Government intervention in financial markets

Financial systems exist to facilitate the flow of funds from savers or lenders to borrowers, investors or spenders. All nations across the globe have devised banking systems and financial institutions to allow the movement of funds that comprises the financial market. The financial market has been shaped largely by the economic system in which it exists. This market has witnessed continued improvements and recent developments in technology and emergence of global open markets have removed physical boundaries in which it operates.

Global financial markets continue to influence each other and government bodies play a vital role in controlling and regulating the movements in this market to a great extent. Government intervention in financial markets The government regulates the financial market through policies and regulations that enables the financial institutions to provide efficient financial services minimizing risk factor. Government regulations over financial markets are mostly aimed at protecting public interest and promote higher levels of efficiency.

Government regulation of financial markets has been widely debated by experts for a long time. Several market analysts and experts believe that government intervention is essential to ensure smooth operations of the financial markets, provide stability to the financial system, protect investors against fraud, and promote market competition for healthy growth. However, another group of experts believe in minimizing government control over market movements and allow the law of economics to dictate the adjustment of financial markets.

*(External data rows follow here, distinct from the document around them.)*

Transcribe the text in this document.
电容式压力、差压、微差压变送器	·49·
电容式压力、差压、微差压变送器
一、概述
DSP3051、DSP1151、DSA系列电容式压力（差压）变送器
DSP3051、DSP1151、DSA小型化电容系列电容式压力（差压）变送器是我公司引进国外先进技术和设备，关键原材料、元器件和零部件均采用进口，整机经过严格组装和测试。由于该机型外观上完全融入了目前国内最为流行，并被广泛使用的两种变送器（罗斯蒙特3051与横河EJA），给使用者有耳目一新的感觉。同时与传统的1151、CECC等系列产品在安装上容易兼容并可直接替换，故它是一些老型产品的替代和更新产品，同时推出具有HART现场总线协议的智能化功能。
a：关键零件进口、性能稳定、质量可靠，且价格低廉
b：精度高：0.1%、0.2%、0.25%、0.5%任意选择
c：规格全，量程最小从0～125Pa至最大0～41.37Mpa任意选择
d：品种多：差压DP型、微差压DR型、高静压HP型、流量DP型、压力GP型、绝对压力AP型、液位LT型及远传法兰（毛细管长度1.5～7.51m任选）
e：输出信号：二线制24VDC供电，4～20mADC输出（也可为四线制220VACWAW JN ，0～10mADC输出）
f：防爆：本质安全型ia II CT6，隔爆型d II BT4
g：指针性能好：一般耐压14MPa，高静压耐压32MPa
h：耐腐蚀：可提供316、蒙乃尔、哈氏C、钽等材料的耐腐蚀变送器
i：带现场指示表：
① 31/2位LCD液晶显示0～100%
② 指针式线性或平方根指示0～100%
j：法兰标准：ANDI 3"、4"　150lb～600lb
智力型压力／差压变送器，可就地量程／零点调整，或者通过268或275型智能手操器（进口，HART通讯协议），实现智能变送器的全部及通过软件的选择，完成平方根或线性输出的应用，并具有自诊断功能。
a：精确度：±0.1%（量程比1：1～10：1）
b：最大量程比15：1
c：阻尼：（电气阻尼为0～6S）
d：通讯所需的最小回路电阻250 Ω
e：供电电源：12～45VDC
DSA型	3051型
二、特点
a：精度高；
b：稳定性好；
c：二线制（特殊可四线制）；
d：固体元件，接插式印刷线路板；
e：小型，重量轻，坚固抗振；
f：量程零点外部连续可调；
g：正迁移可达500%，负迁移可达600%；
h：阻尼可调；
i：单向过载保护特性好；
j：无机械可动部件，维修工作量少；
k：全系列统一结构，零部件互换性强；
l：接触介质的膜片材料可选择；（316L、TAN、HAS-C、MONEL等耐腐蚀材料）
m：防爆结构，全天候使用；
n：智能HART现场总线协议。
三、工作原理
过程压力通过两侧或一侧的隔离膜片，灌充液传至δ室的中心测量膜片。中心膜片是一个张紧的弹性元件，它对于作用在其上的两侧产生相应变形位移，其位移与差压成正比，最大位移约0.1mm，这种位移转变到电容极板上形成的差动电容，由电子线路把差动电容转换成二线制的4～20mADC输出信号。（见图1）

The demand and supply law of economics tends to regulate the market movement that helps in resolving any kind of market crisis situation. “Although the economics profession generally places great confidence in the ability of free, competitive markets, many financial economists argue that free financial market – financial markets that are unregulated and unrestricted by the government – will not provide good financial services in a stable fashion, so government supervision and regulation of financial market activities can sometimes improve social welfare” (Levine, 1996; pg 162).

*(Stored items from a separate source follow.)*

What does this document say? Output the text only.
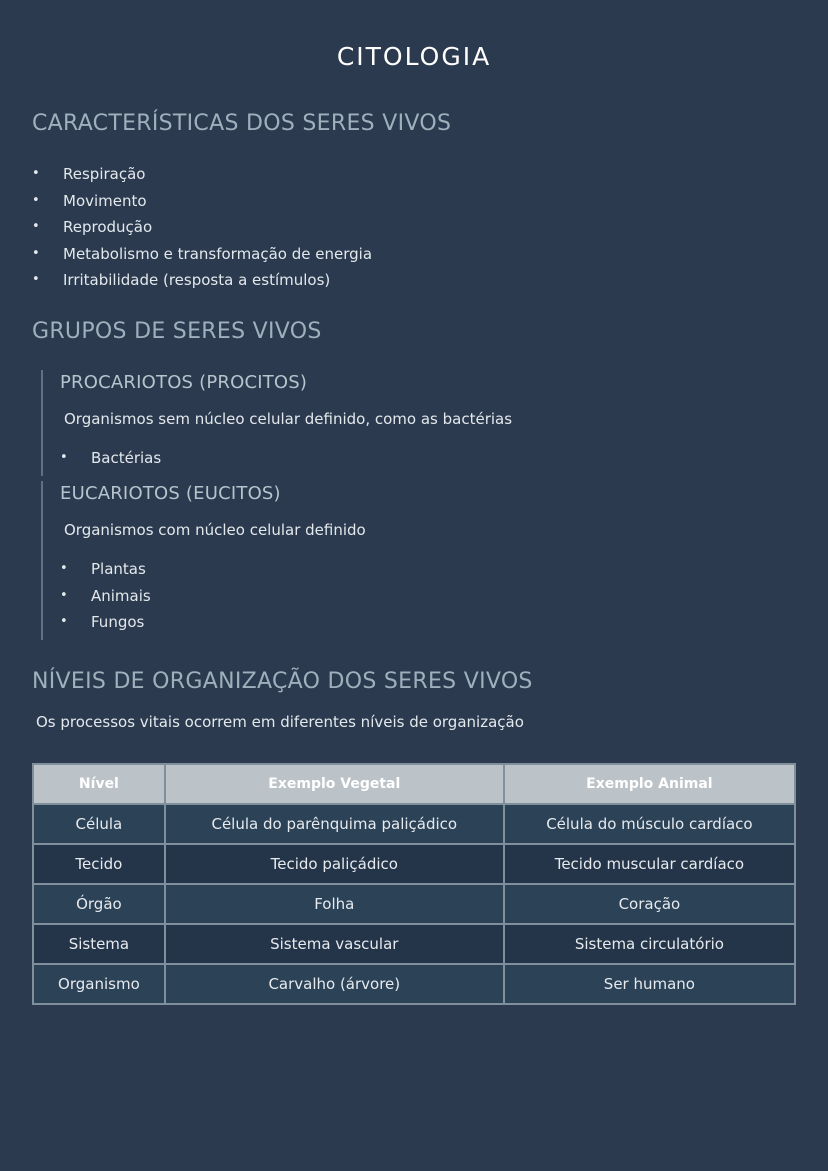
CITOLOGIA
CARACTERÍSTICAS DOS SERES VIVOS
• Respiração
• Movimento
• Reprodução
• Metabolismo e transformação de energia
• Irritabilidade (resposta a estímulos)
GRUPOS DE SERES VIVOS
PROCARIOTOS (PROCITOS)

Organismos sem núcleo celular definido, como as bactérias

• Bactérias
EUCARIOTOS (EUCITOS)

Organismos com núcleo celular definido

• Plantas
• Animais
• Fungos
NÍVEIS DE ORGANIZAÇÃO DOS SERES VIVOS
Os processos vitais ocorrem em diferentes níveis de organização
Nível	Exemplo Vegetal	Exemplo Animal
Célula	Célula do parênquima paliçádico	Célula do músculo cardíaco
Tecido	Tecido paliçádico	Tecido muscular cardíaco
Órgão	Folha	Coração
Sistema	Sistema vascular	Sistema circulatório
Organismo	Carvalho (árvore)	Ser humano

Markets operating within a perfectly competitive environment will benefit from the law of economics. However, financial markets in reality “do not behave in a perfectly competitive manner” (Levine, 1996; pg 169). One of the significant aspects of government control of financial markets should encompass establishing a financial system that is efficient and structured. The system should establish uniformity in financial practice and implement policies that relate to existing market situations allowing adequate flexibility to adapt to rapidly changing conditions.

Reducing transaction costs in financial markets is yet another area that the government policies should cover to protect the investors and borrowers. Government intervention in financial markets is highly critical in conditions of market failures.